Vor den Orangen und Mandarinen waren es die Äpfel, die der Nikolaus in den Stiefeln der Kinder versteckte und zu Weihnachten wurde im Mittelalter auch das Fest für Adam und Eva gefeiert,wozu natürlich auch die paradiesische Frucht gehörte.
Linzer Augen sind fester Bestandteil der österreichischen Kekskultur und dürfen demnach natürlich auch im Sortiment der Weihnachtsbäckerei nicht fehlen.
Die Namensherkunft liegt einerseits klar auf der Hand, wenn man von den Marmeladenblicken der Kekse regelrecht angezogen wird.

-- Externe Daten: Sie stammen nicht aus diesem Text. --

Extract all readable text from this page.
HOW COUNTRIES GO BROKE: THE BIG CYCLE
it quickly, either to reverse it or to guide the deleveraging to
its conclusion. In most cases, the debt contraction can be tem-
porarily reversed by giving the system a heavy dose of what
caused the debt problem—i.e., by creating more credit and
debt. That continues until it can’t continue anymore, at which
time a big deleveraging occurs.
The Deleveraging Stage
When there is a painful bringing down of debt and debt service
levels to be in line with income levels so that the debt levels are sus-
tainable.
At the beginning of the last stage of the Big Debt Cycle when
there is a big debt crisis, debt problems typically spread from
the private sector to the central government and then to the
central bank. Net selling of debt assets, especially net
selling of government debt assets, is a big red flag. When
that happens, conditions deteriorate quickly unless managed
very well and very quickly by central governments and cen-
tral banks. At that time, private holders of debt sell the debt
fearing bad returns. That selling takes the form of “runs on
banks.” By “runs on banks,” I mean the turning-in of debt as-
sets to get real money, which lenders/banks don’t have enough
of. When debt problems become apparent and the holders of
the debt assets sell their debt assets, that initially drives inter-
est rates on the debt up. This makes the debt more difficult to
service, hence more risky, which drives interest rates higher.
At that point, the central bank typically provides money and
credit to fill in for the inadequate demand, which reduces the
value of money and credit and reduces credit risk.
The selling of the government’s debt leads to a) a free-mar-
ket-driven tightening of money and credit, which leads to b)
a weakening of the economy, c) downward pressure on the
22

Der Bezug zu Linz hingegen ist nicht ganz geklärt, vielleicht kommt er von der Gemeinsamkeit der mürben Qualität mit der Linzer Torte.
In einigen Regionen Deutschlands heißt der Lebkuchen auch Pfefferkuchen und verweist damit auf seine orientalischen Zutaten und Gewürze, die ihm einst zu seinem besonderen Status verhalfen.
Ob als aussagekräftiges Herz am Rummelplatz und bei Volksfesten oder als schokoladige Variante zur Weihnachtszeit, Lebkuchen gibt es in vielen unterschiedlichen Formen, Größen und Farben.
Die bekanntesten Lebkuchen stammen aus der deutschen Stadt Nürnberg, viel älter ist allerdings die Tradition in Aachen, das für seine sogenannten Printen berühmt ist.